Writing film reviews has always been something I do on the side, I love films and I love writing and the two just came together. It was more for my benefit to strengthen my writing on a subject I love. It's not aimed at an audience and it's definitely not there to force my opinion of the film upon anyone. If people read it and like it, it's an added bonus for me. I've always written how I feel about the film, in a way I know best, trying to avoid being one way or another with how I saw the film, just keeping it honest and interesting. But at the same time reminding people this is just what I thought, we all have different tastes in things and that's okay.

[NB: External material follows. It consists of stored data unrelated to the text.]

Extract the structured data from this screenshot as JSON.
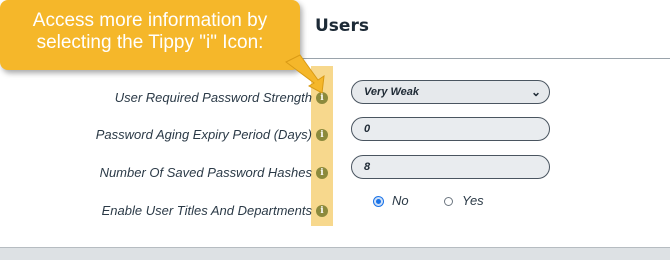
{
  "header": {
    "title": "Users"
  },
  "callout": {
    "text": "Access more information by\nselecting the Tippy \"i\" Icon:"
  },
  "fields": [
    {
      "label": "User Required Password Strength",
      "value": "Very Weak"
    },
    {
      "label": "Password Aging Expiry Period (Days)",
      "value": "0"
    },
    {
      "label": "Number Of Saved Password Hashes",
      "value": "8"
    },
    {
      "label": "Enable User Titles And Departments",
      "options": [
        "No",
        "Yes"
      ],
      "selected": "No"
    }
  ],
  "icons": {
    "info": "i",
    "chevron": "⌄"
  },
  "colors": {
    "callout": "#f5b72a",
    "highlight": "#f7d88d",
    "radio_selected": "#1a73e8"
  }
}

My favourite response to my writing went along the lines of "I enjoyed reading your review, but I don't agree with what you thought about the film." I liked this honesty and it also sparked interesting conversations about how each of us viewed the film. However everything I know about films is self taught, or information i've made an effort to find. I've not studied things like film studies, media or any film related course, this sometimes makes me question "Can I write film reviews if I haven't studied film?" My thoughts are, if you're passionate about something you will learn what there is to know about that subject or make a good attempt at it at least. Also if we all had the same training and background wouldn't that result in similar if not the same work from everyone, in style, angle and approach.

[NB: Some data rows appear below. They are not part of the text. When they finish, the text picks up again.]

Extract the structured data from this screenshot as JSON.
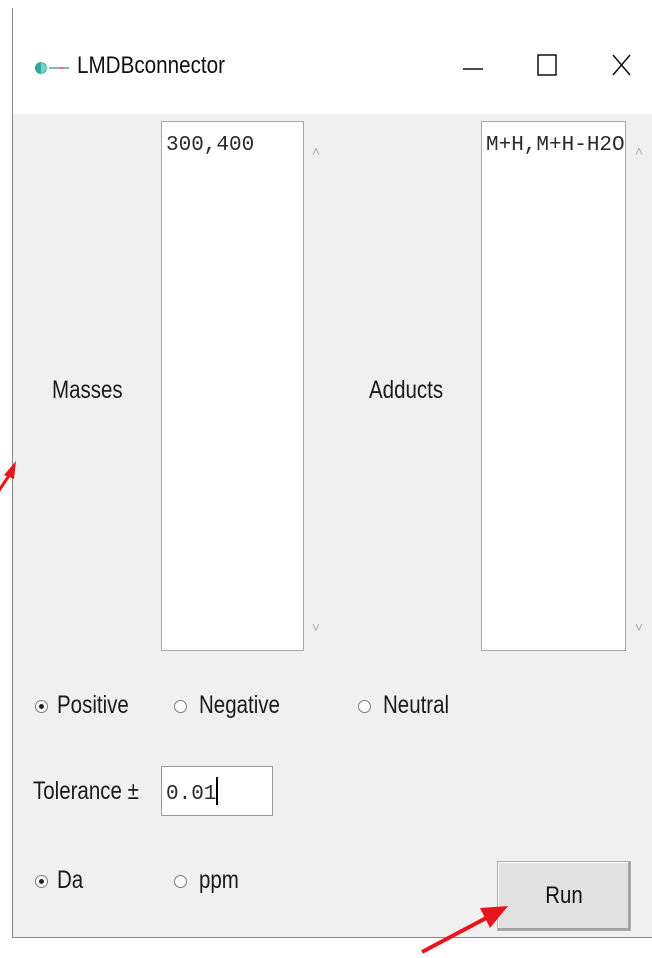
{
  "window": {
    "title": "LMDBconnector",
    "controls": [
      "minimize-icon",
      "maximize-icon",
      "close-icon"
    ]
  },
  "form": {
    "masses_label": "Masses",
    "masses_value": "300,400",
    "adducts_label": "Adducts",
    "adducts_value": "M+H,M+H-H2O",
    "ion_mode": {
      "options": [
        "Positive",
        "Negative",
        "Neutral"
      ],
      "selected": "Positive"
    },
    "tolerance_label": "Tolerance ±",
    "tolerance_value": "0.01",
    "unit": {
      "options": [
        "Da",
        "ppm"
      ],
      "selected": "Da"
    },
    "run_label": "Run"
  },
  "annotations": {
    "arrow_color": "#e8141c"
  }
}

How we live our lives and the interests, training and source of information defines us and I think that follows nicely over to things like film reviews. Writing requires a voice, and developing your own voice as text can be a hard thing, but if you just go about writing things in a technical, standard way, most of the audience is bound to get bored or not read. You need to place something personal to the piece, your opinions count, but there is different ways you can show this.

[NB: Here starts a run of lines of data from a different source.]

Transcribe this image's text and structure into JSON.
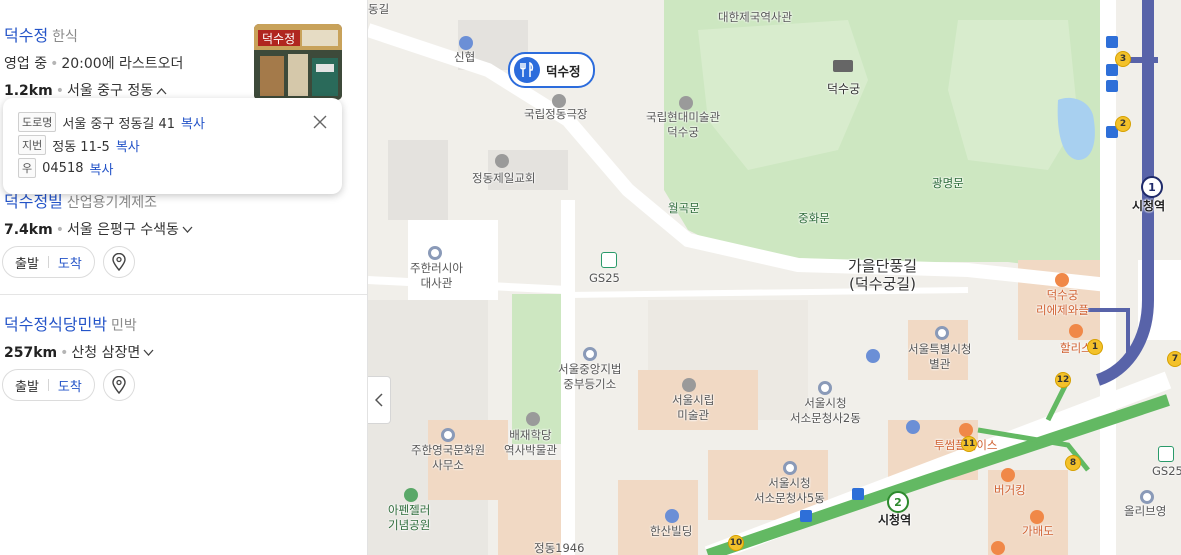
{
  "results": [
    {
      "name": "덕수정",
      "category": "한식",
      "status": "영업 중",
      "hours": "20:00에 라스트오더",
      "distance": "1.2km",
      "region": "서울 중구 정동"
    },
    {
      "name": "덕수정빌",
      "category": "산업용기계제조",
      "distance": "7.4km",
      "region": "서울 은평구 수색동",
      "start_label": "출발",
      "arrive_label": "도착"
    },
    {
      "name": "덕수정식당민박",
      "category": "민박",
      "distance": "257km",
      "region": "산청 삼장면",
      "start_label": "출발",
      "arrive_label": "도착"
    }
  ],
  "address_popup": {
    "road_tag": "도로명",
    "road_address": "서울 중구 정동길 41",
    "lot_tag": "지번",
    "lot_address": "정동 11-5",
    "zip_tag": "우",
    "zip_code": "04518",
    "copy_label": "복사"
  },
  "map": {
    "marker_label": "덕수정",
    "labels": {
      "top_road": "동길",
      "shinhyup": "신협",
      "theater": "국립정동극장",
      "korean_empire_hall": "대한제국역사관",
      "deoksugung": "덕수궁",
      "mmca": "국립현대미술관\n덕수궁",
      "church": "정동제일교회",
      "wolgeunmun": "월곡문",
      "junghwamun": "중화문",
      "gwangmyeongmun": "광명문",
      "gs25": "GS25",
      "russia_embassy": "주한러시아\n대사관",
      "road_main": "가을단풍길\n(덕수궁길)",
      "cafe_bar": "덕수궁\n리에제와플",
      "hollys": "할리스",
      "seoul_annex": "서울특별시청\n별관",
      "court": "서울중앙지법\n중부등기소",
      "art_museum": "서울시립\n미술관",
      "seosomun2": "서울시청\n서소문청사2동",
      "paichai": "배재학당\n역사박물관",
      "uk_office": "주한영국문화원\n사무소",
      "appenzeller": "아펜젤러\n기념공원",
      "seosomun5": "서울시청\n서소문청사5동",
      "hanshin": "한산빌딩",
      "jeongdong1946": "정동1946",
      "city_hall_stn": "시청역",
      "city_hall_stn_top": "시청역",
      "twosome": "투썸플레이스",
      "burgerking": "버거킹",
      "gabedo": "가배도",
      "gs25_right": "GS25",
      "olive": "올리브영"
    },
    "exits": [
      "3",
      "2",
      "1",
      "12",
      "11",
      "8",
      "10",
      "7"
    ],
    "line_numbers": {
      "line1": "1",
      "line2": "2"
    },
    "colors": {
      "park": "#cde7c1",
      "line1": "#5863a9",
      "line2": "#63b963",
      "accent": "#2c6cdc",
      "link": "#2454c8"
    }
  }
}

There is a great discussion in the link to the article below questioning what critics should and shouldn't write about, overall being that there is never a shouldn't. There is many things you can talk about for a film, from plot, story, acting, to how the audience response, your ideas and thought that arose form watching and so on. However all reviews are open for discussion and never fact. I've always been told to take the angle of how I view the film and highlight points others may not have seen or notices. Like bringing something new to the table in an interesting way that will capture an audience, but not stray too far from the purpose of the piece.